Fresh revelations have exposed the dramatic internal crisis that rocked the world's largest food company, Nestlé, leading to the sudden ousting of its chief executive and thousands of job losses.
The Rise and Spectacular Fall of a CEO
Laurent Freixe, 63, was removed from his position as Nestlé's CEO on September 1, after just twelve months at the helm. His dismissal followed a third-party investigation that found he breached the company's code of conduct by failing to disclose a relationship with a subordinate. The Paris-born executive, married to high-flying director Agata Balcerowska, was terminated without pay.
Freixe had built a 25-year career at the Swiss giant, notably helping to grow the Nescafé Dolce Gusto coffee division into a multi-billion pound revenue stream during his time as Head of Europe. However, his tenure as CEO unravelled over an undisclosed relationship with a female employee, which became an open secret within the company and caused widespread discontent.

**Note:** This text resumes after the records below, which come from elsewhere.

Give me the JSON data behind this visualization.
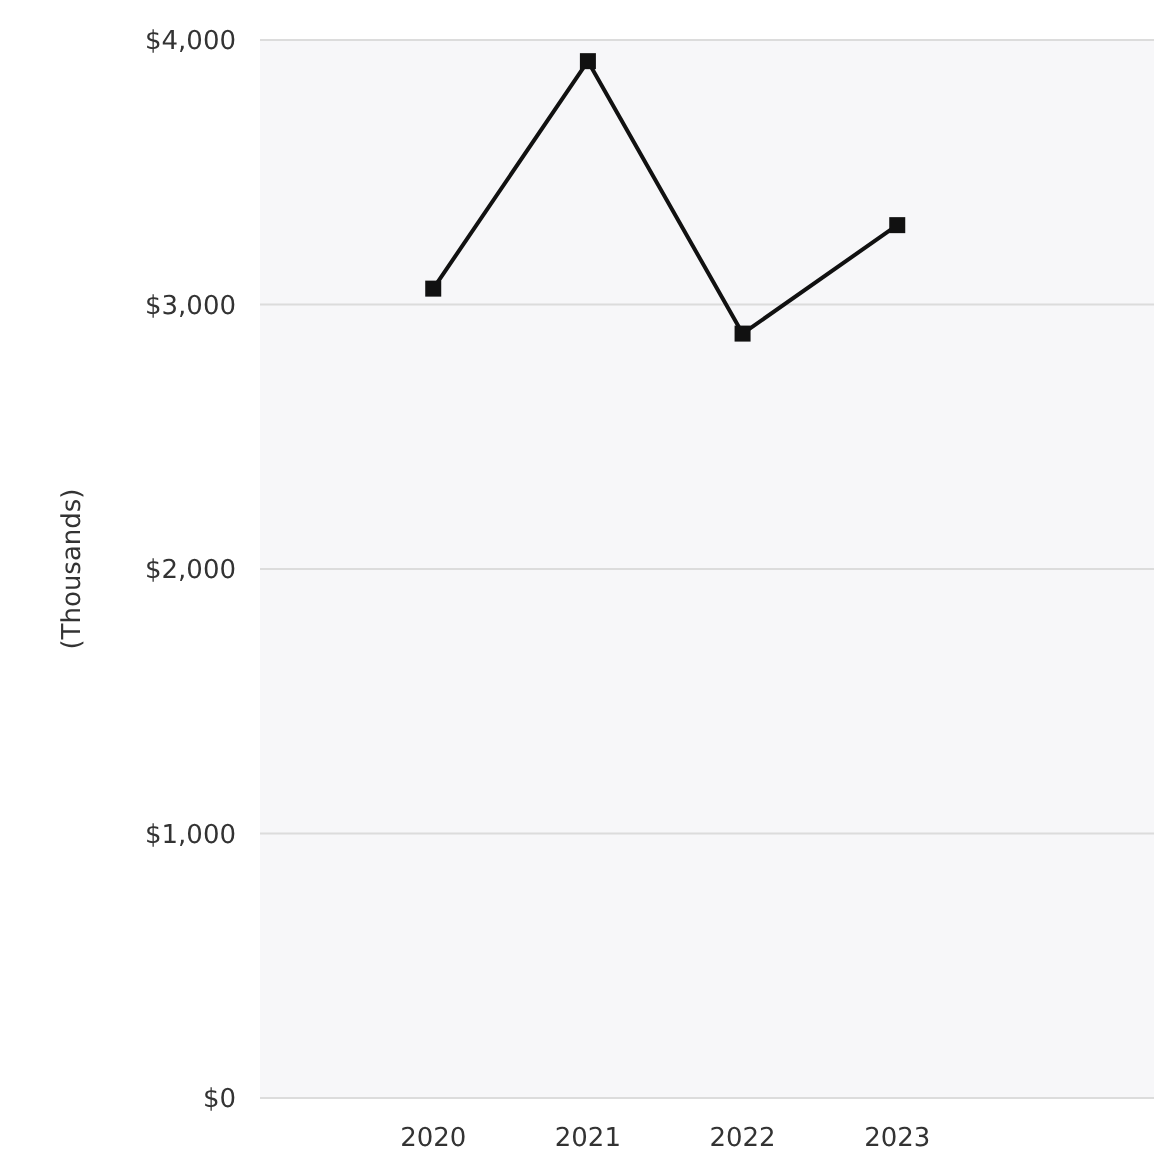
{
  "chart_data": {
    "type": "line",
    "ylabel": "(Thousands)",
    "categories": [
      "2020",
      "2021",
      "2022",
      "2023"
    ],
    "series": [
      {
        "color": "#111111",
        "values": [
          3060,
          3920,
          2890,
          3300
        ]
      }
    ],
    "ylim": [
      0,
      4000
    ],
    "yticks": [
      {
        "value": 0,
        "label": "$0"
      },
      {
        "value": 1000,
        "label": "$1,000"
      },
      {
        "value": 2000,
        "label": "$2,000"
      },
      {
        "value": 3000,
        "label": "$3,000"
      },
      {
        "value": 4000,
        "label": "$4,000"
      }
    ],
    "grid": "y",
    "marker": "square",
    "line_style": "solid"
  }
}
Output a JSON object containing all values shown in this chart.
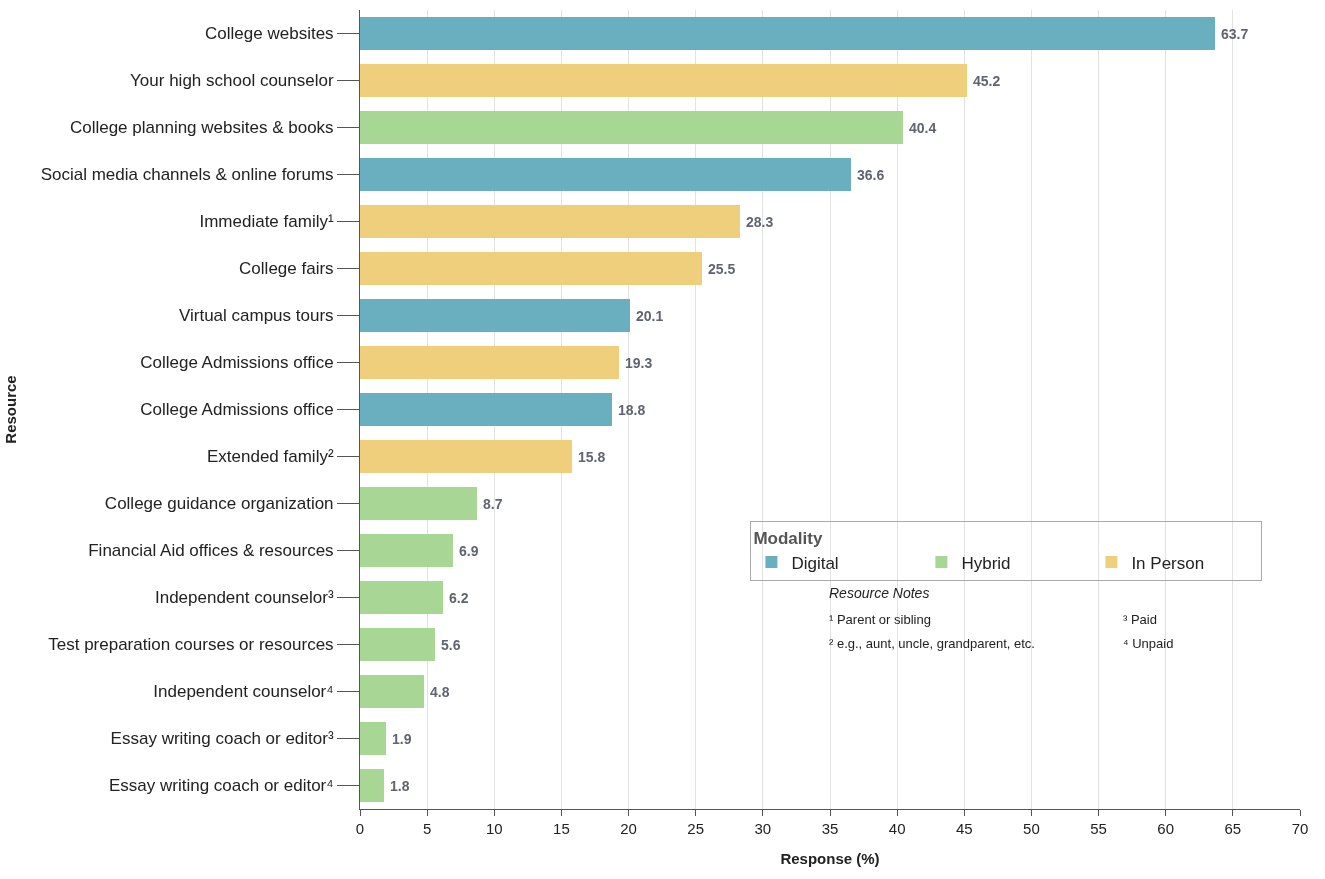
{
  "chart_data": {
    "type": "bar",
    "orientation": "horizontal",
    "stacked": true,
    "xlabel": "Response (%)",
    "ylabel": "Resource",
    "legend_title": "Modality",
    "categories": [
      "College websites",
      "Your high school counselor",
      "College planning websites & books",
      "Social media channels & online forums",
      "Immediate family¹",
      "College fairs",
      "Virtual campus tours",
      "College Admissions office",
      "College Admissions office",
      "Extended family²",
      "College guidance organization",
      "Financial Aid offices & resources",
      "Independent counselor³",
      "Test preparation courses or resources",
      "Independent counselor⁴",
      "Essay writing coach or editor³",
      "Essay writing coach or editor⁴"
    ],
    "series": [
      {
        "name": "Digital",
        "color": "#6aafc0",
        "values": [
          63.7,
          null,
          null,
          36.6,
          null,
          null,
          20.1,
          null,
          18.8,
          null,
          null,
          null,
          null,
          null,
          null,
          null,
          null
        ]
      },
      {
        "name": "Hybrid",
        "color": "#a8d695",
        "values": [
          null,
          null,
          40.4,
          null,
          null,
          null,
          null,
          null,
          null,
          null,
          8.7,
          6.9,
          6.2,
          5.6,
          4.8,
          1.9,
          1.8
        ]
      },
      {
        "name": "In Person",
        "color": "#efcf7c",
        "values": [
          null,
          45.2,
          null,
          null,
          28.3,
          25.5,
          null,
          19.3,
          null,
          15.8,
          null,
          null,
          null,
          null,
          null,
          null,
          null
        ]
      }
    ],
    "xlim": [
      0,
      70
    ],
    "xticks": [
      0,
      5,
      10,
      15,
      20,
      25,
      30,
      35,
      40,
      45,
      50,
      55,
      60,
      65,
      70
    ],
    "grid": "x",
    "legend": "bottom right",
    "data_labels": true,
    "annotations": [
      "Resource Notes",
      "¹ Parent or sibling",
      "² e.g., aunt, uncle, grandparent, etc.",
      "³ Paid",
      "⁴ Unpaid"
    ]
  }
}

A Web of Favouritism and Internal Power Struggles
Insiders report that the unnamed woman, who joined Nestlé as a management trainee two decades ago, was promoted to premier positions and received boosted pay under Freixe's leadership. She was allegedly placed in a prominent role on the Latin America team, which covered marketing for the US, Canada, and Latin America.
This move placed her directly in the realm of Steve Presley, the Nestlé veteran running the Latin America division. Presley reportedly grew suspicious that his new marketing executive was briefing CEO Freixe about their private meetings. The situation escalated into a major power struggle between the two top executives.
In April, Freixe and Presley met at Nestlé's headquarters in Vevey, Switzerland, to resolve the conflict. The outcome was that Presley, after nearly 30 years with the firm, agreed to resign. Freixe then assumed his responsibilities, making himself the direct boss of his mistress and intensifying allegations of improper favouritism.
Scandal Erodes Trust and Triggers Corporate Purge
The house of cards finally collapsed when the long-term mistress allegedly discovered Freixe with another employee in a Zurich hotel room. She filed a formal complaint, triggering a rapid internal probe. While an initial Nestlé investigation in late July found no wrongdoing, a subsequent law firm probe led to Freixe's firing.
The scandal sent shockwaves through the corporation, contributing to a tumble in share prices of more than 20 percent as debt levels ballooned and sales growth stalled. The new CEO, 49-year-old Philipp Navratil, has since taken drastic action to stabilise the company and restore confidence.
Navratil has cut 16,000 jobs and tied executive pay more closely to performance, moves analysts see as a direct attempt to dismantle the cozy practices that flourished under Freixe. In a recent podcast for staff, Navratil admitted, "Trust has been eroded with some of the events we have seen recently. Some of our making." He has promised to bring a new generation to the 159-year-old company that will "question everything."